Any arbitration will be conducted by the American Arbitration Association (the “AAA”) under its Commercial Arbitration Rules. For more information, see www.adr.org or call 1-800-778-7879 FREE. No award of punitive damages will be made in any such arbitration. Each Party will bear its own fees and costs in connection with any such arbitration, but the costs incurred through AAA, including the fees and expenses of the arbitrator, will be shared equally by the parties unless the arbitration award provides otherwise. All arbitration proceedings will be held only in the city of Houston, Texas in the United States. The decision of the arbitrator or arbitrators is final, and binding and any award may be confirmed and enforced in any court of competent jurisdiction.
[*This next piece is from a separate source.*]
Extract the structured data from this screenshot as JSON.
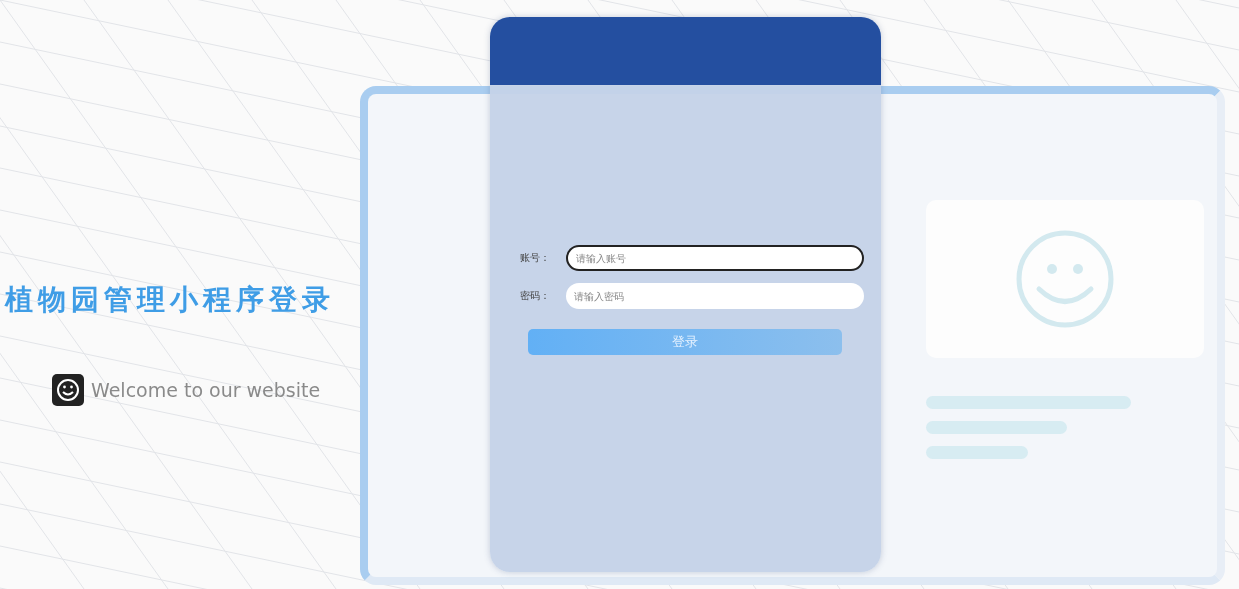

To the exten the terms of this Agreement conflicts with the AAA’s Commercial Arbitration Rules, the terms of this Agreement shall control.
This Agreement shall be governed by and construed in accordance with the laws of the State of Texas (excepting any conflict of laws provisions which would serve to defeat application of Texas law). Each of the parties hereto submits to the exclusive jurisdiction of the state and/or federal courts located within the State of Texas for any suit, hearing or other legal proceeding of every nature, kind and description whatsoever in the event that any dispute or controversy arising hereunder is prohibited from being adjudicated under the above arbitration provisions.